The story seems too incredible to be true, but reality is often like that. Saroo Brierley grew up in a poor village in India. As a 5-year-old, he went out to help his older brother scavenge to find things for his family’s survival and wound up on what he thought was an out-of-service train to wait for him. The train, while he was sleeping, started up and crossed India, going about 1,000 miles away.
Young Saroo (Sunny Pawar) was illiterate and did not even know the name of his village, so he was put up for adoption. The first part of the film is harrowing as several bad people have their own evil plans for him. You sense the boy’s feeling of aloneness and separation from everything he has known. He does not even speak the local language (hundreds of languages are spoken inside India). Luckily, he was adopted by a caring Australian couple and grew up there.
As a young adult, Saroo (Dev Patel) is obsessed with finding his roots. His Indian heritage is clear, but culturally he is Australian. Leaving his adopted parents, he moves to Melbourne to study and blends in well with the other Aussies. He even has an Australian girlfriend, Lucy (Rooney Mara), whom he neglects partly because of his obsession but also because of his feelings of being somehow different.
His adopted parents (Nicole Kidman and David Wenham) have more than a few complications in their lives, although it is clear they have fully accepted Saroo as their son and raised him well. His (adopted) brother Mantosh (Divian Ladwa) is overwhelmed by his feelings of alienation in a culture he knows is not his.
Saroo’s obsession at first centers around Google Earth as he endlessly searches for the one spot on the map that may lead him to his origins. Director Garth Davis keeps us involved even though things are static for a bit, waiting until Saroo returns to India, having spotted a rock formation that looks like his home. And there are celebrations once he arrives.
The acting is spectacular. Dev Patel has been in many excellent films: Slumdog Millionaire and the Best Marigold series, among many others. Here he beautifully manages to show the different stressors on him; he feels Australian but deeply wants to find his Indian family.
But young Pawar is even better. He is warm and spirited and seemingly always on the edge of danger. Ladwa is also excellent is a role that could have been a stereotype. His work, and the good script, helps him rise past that. Kidman, who because of her beauty has often had good performances overlooked, gives another great performance in a role that might have been mailed in but she turns in a wonderful, moving portrayal.
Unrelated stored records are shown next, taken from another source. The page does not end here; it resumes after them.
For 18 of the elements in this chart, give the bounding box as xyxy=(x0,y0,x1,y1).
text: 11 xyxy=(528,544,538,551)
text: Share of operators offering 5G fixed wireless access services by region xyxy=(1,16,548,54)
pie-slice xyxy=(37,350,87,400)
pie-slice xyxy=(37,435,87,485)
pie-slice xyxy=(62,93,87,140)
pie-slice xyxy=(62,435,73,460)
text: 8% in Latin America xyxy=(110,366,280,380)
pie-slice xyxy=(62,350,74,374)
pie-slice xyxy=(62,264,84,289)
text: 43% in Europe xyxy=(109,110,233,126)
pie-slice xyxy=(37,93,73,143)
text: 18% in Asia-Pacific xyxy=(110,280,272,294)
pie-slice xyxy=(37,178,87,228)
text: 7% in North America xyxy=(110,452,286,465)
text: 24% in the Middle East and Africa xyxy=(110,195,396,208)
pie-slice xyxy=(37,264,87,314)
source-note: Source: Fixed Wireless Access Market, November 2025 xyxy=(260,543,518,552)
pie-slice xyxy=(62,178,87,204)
One key element of the film is an examination of the role of cross-cultural adoption, which can confuse young people. Of course, being adopted and growing up in a more middle-class environment generally means the youngster is far better off materially, but for some it does include psychological problems. There are no easy answers, and screenwriter Luke Davies does not propose any. Saroo does well, but Mantosh does not. Their parents, who could have had children of their own, decided to adopt because they felt there were too many people on the planet and wanted to help, but the cultural stresses still failed one of their sons.
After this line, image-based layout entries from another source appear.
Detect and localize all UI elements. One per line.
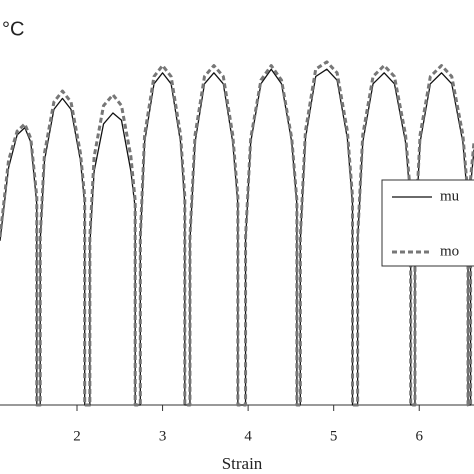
annotation: °C (2, 18, 24, 40)
x-axis-title: Strain (222, 454, 263, 473)
x-tick-label: 2 (73, 428, 81, 444)
x-tick-label: 4 (244, 428, 252, 444)
series-line (0, 60, 474, 407)
x-tick-label: 6 (415, 428, 423, 444)
legend-label: mu (440, 188, 460, 204)
x-tick-label: 3 (159, 428, 167, 444)
legend-label: mo (440, 243, 459, 259)
x-tick-label: 5 (330, 428, 338, 444)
The film has been nominated for an Oscar for Best Picture, and both Patel and Kidman have been nominated in the Supporting Actor categories. The nominations are well-deserved, although in an exceptional award year, they probably will not win. This is one of the best movies I have seen this year. I will go further; it is one of the best I have seen in several years. Everyone I know who has seen it has raved about it. This is a film you should see.